And the capacitance is this. The permittivity of the oxide divided by

the oxide thickness. Therefore, the potential from here to

there is simply the charge on the top leg divided by the oxide capacitance.

And I'm going to be using, when I say charge and capacitance, almost always,

I'll be talking about charge per unit area, and capacitance per unit area, or

area is what you see when you look at the structure from above.

But I will maintain the, the short name charge and capacitance.

And the primes that you see here will indicate that we're talking about per unit

area quantities. So now, if this is the potential we need

to have here, then, we'd place here a voltage equal to this potential.

And now, what do you have here? You have two voltages.

One is phi MS that cancels all of the contact potentials.

And the other is precisely the voltage you need to support the voltage across the

oxide capacitor without inducing any charges in the body.

So the sum of this is the total amount of voltage you need to apply externally, VFB.

This is called the flatband voltage, for reasons you will see in a moment.

And we have established that the flatband voltage is phi MS minus Q0 prime over C OX

prime. This is the flatband voltage.

Now, why do we call it the flatband? Notice that what we try to do here is make

the semiconductor everywhere neutral. In other words, as you go from the surface

towards the bulk, there is no potential change.

The corresponding energy band picture looks like this.

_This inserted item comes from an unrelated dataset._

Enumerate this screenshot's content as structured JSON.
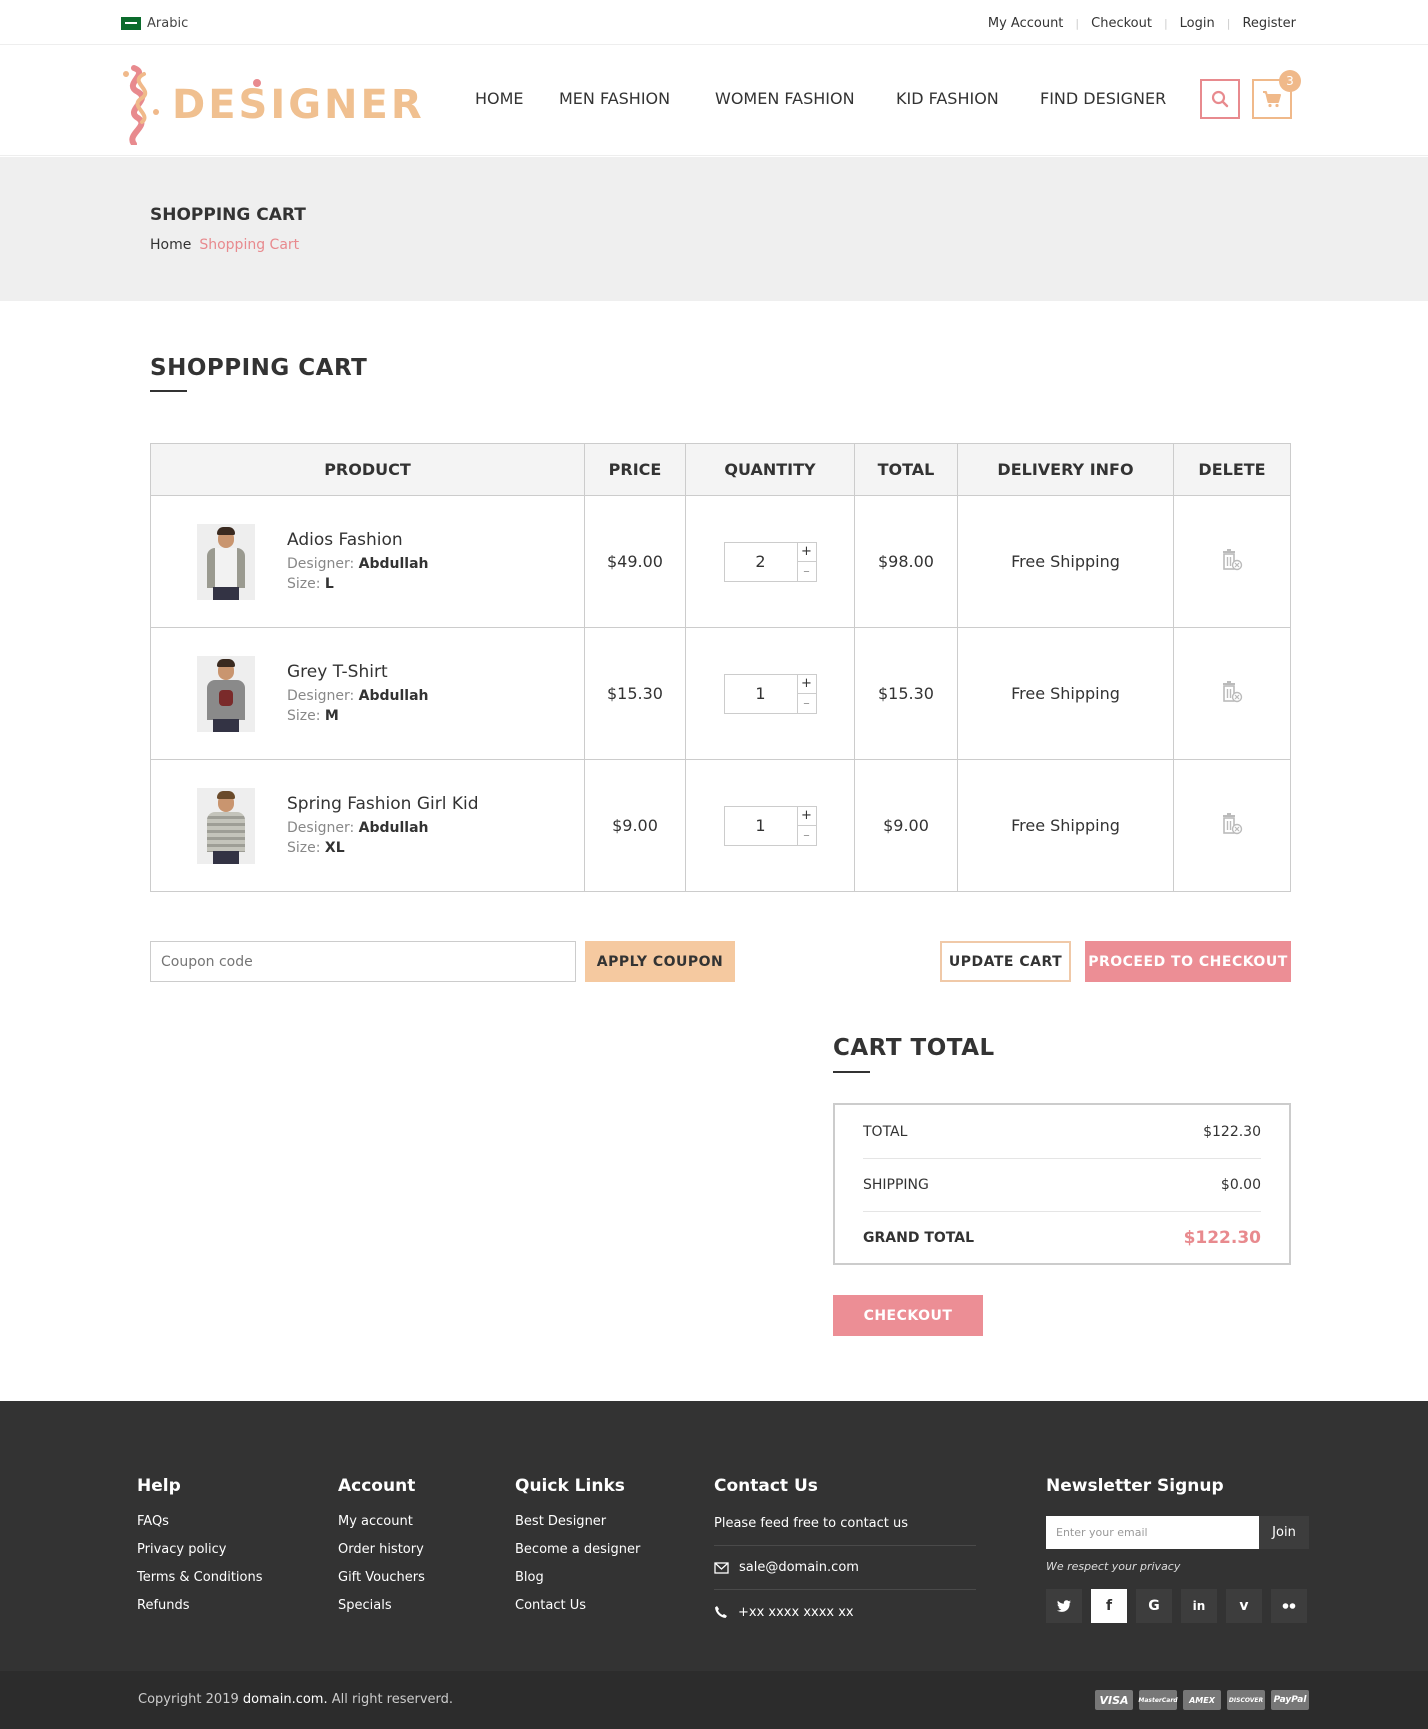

Here, we have the, the MOS two-terminal structure.

This is neutral drop. There is no potential drop as we go in

this direction. And if you remember how potential is

related to the conduction band edge, that means that the band edge must be

horizontal also. So the energy bands are flat.

And this is why the amount of all those you need to supply here to accomplish this

is called the flatband voltage. In this video, we have discussed the

important parameter called the flatband voltage.

And, we have seen that the bands are flat when the gate, body voltage is equal to

that parameter. In the next video, we will allow the gate,

body voltage to take different values and we will see what happens in the

semiconductor in such cases.